La prima parte della serata ha visto eccellere e condurci nei più sensibili ambiti dei sentimenti, i più intimi e reconditi che ci possano essere, con il passo a due tratto da La rose malade, un balletto senza trama creato nel 1973, interprete principale Maya Plyssetskaia.
Il balletto ispirato alla poesia di Blake The sick rose su musiche di Mahler, interpretato magistralmente da Maria Eichwald che ha saputo trasmettere l’ampia gamma dei sentimenti dalla leggerezza e inconsistenza al dolore fisico e morale, al lasciare progressivamente la vita, con i suoi aplomb, le sue lunghe e dolorose braccia fluenti nell’etere in cerca di vitalità, accompagnata da un magistrale Giuseppe Picone che ha saputo condurre nel lungo dispiegarsi del racconto tragico.
Tratto da Proust ou les intermittences du cœur del 1974 il passo a due Morel et Saint-Loup ou le combat des anges, dodicesimo quadro all’interno del balletto, esprime la sfida tra gli angeli, dove Morel angelo diabolico introduce Sait-Loup angelo biondo e buono al negativo e con strategie lo conduce nel vizio, lo seduce e divengono amanti. Questo balletto è basato sull’universo immenso della Recherche du temps perdu di Proust e Petit sintetizzando lo rappresenta come la contrapposizione tra il mondo della felicità e quello della perversione. Ad interpretare il passo a due mostrando ampia sintonia e momenti di puro lirismo Alessandro Staiano e Stanislao Capissi, e in altri sono apparsi un po’ attardati rispetto alla coreografia.

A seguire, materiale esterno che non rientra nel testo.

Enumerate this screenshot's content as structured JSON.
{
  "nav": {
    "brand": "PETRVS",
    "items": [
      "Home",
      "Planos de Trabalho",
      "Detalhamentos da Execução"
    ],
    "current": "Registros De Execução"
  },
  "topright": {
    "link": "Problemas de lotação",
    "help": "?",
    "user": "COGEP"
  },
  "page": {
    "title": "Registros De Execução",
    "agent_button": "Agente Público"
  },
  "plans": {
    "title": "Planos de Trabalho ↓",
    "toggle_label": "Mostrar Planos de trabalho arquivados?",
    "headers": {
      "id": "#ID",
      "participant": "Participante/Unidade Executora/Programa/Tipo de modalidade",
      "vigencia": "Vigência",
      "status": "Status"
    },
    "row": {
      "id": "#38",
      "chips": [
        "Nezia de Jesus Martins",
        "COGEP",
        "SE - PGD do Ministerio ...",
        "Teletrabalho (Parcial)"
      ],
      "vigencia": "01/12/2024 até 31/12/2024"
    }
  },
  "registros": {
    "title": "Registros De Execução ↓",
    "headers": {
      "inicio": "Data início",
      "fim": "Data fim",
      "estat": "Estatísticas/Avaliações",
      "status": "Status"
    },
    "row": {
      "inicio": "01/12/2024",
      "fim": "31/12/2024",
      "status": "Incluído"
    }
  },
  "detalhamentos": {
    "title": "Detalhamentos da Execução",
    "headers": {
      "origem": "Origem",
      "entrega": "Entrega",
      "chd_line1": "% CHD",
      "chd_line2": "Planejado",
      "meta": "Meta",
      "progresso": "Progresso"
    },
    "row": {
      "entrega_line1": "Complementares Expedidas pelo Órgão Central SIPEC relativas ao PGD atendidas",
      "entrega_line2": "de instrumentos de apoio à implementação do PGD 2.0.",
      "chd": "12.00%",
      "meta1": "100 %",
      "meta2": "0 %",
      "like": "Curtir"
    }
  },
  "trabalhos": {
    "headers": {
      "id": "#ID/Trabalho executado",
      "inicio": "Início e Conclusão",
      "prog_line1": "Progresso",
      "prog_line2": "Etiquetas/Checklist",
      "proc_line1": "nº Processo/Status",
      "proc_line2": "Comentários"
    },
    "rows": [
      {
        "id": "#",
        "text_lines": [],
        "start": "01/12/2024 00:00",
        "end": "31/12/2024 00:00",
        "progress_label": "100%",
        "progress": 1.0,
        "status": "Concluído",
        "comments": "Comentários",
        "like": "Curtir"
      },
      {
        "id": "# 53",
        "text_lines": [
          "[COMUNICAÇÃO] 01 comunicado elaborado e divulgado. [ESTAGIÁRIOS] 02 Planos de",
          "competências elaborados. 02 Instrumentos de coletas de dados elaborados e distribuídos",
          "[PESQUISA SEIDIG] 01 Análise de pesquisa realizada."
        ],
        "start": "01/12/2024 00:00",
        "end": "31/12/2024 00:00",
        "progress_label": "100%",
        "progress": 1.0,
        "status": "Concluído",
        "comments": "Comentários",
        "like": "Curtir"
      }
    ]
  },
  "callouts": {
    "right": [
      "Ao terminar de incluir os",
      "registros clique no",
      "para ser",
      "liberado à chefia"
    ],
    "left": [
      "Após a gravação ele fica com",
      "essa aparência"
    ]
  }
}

Primo brano della serata tratto da Ma Pavlova del 1986 Gymnopédies su musiche di Satie,  in onore della grande danzatrice, ne ripropone in modo stilizzato l’essenza, anche se nell’interpretazione di Anna Chiara Amirante e Giuseppe Ciccarelli è apparso una maggiore attenzione alla giusta esecuzione piuttosto che interpretare stilisticamente il brano.
A seguire i danzatori nella ripresa delle coreografia il maestro Luigi Bonino, grande interprete dei balletti di Roland Petit, insieme al maestro ripetitore Lienz Chang.